Toge menerbitkan buku Saatnya Aku Belajar Pacaran pada 2010 lalu. Artinya buku ini sudah beredar selama empat tahun.
Si penulis buku ini juga sering diundang memberikan materi di sekolah-sekolah. Belum lama ini, Toge hadir dalam dialog interaktif “Saatnya Aku Menikmati Sekolah” untuk siswa SMP YPS Singkole, Sorowako pada Senin lalu. DI sana pun buku ini langsung menghebohkan.
Fadli Herman, salah satu guru Bahasa Indonesia SMP YPS Singkole, mengatakan dalam dialog tersebut Toge tidak membahas soal seksualitas, tetapi memberikan motivasi semangat belajar kepada siswa SMP Singkole.
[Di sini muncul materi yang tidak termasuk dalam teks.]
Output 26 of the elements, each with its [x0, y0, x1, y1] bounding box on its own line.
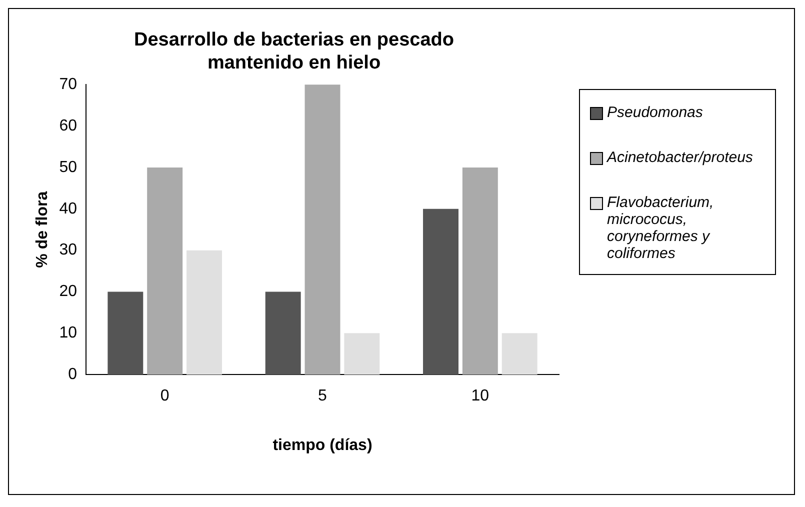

Menurut Fadli, Toge membahas tentang semangat belajar, pertemanan dan persahabatan. Namun Toge kemudian jadi masalah ketika membagikan enam buku secara doorprize kepada siswa yang bertanya. Dan saat acara masih berlangsung, salah satu guru membaca buku tersebut menemukan keganjilan dalam bukunya itu.
Pihak sekolah pun membicarakan buku tersebut dengan IKVI (Ikatan Keluarga Vale Indonesia) selaku fasilitator acara yang mendatangkan Toge. Pihak sekolah dan IKVI pun menarik kembali buku tersebut.
“Ini jelas tidak layak dibaca. Penulis mencoba menginfiltrasi konsep anak dalam menjalin relasi yang selama ini dibangun dan tak terpisahkan dengan keyakinan agama,” kata Fadli.
Fadli juga menegaskan, penggalan ‘wajar kalau pacarmu mengajak ML karena itu alamiah naluriah’ yang ditulis pada bab 6 ‘Pacar Ngajak ML’ justru akan merusak moral dalam pendidikan religius yang selama ini diterima oleh siswa.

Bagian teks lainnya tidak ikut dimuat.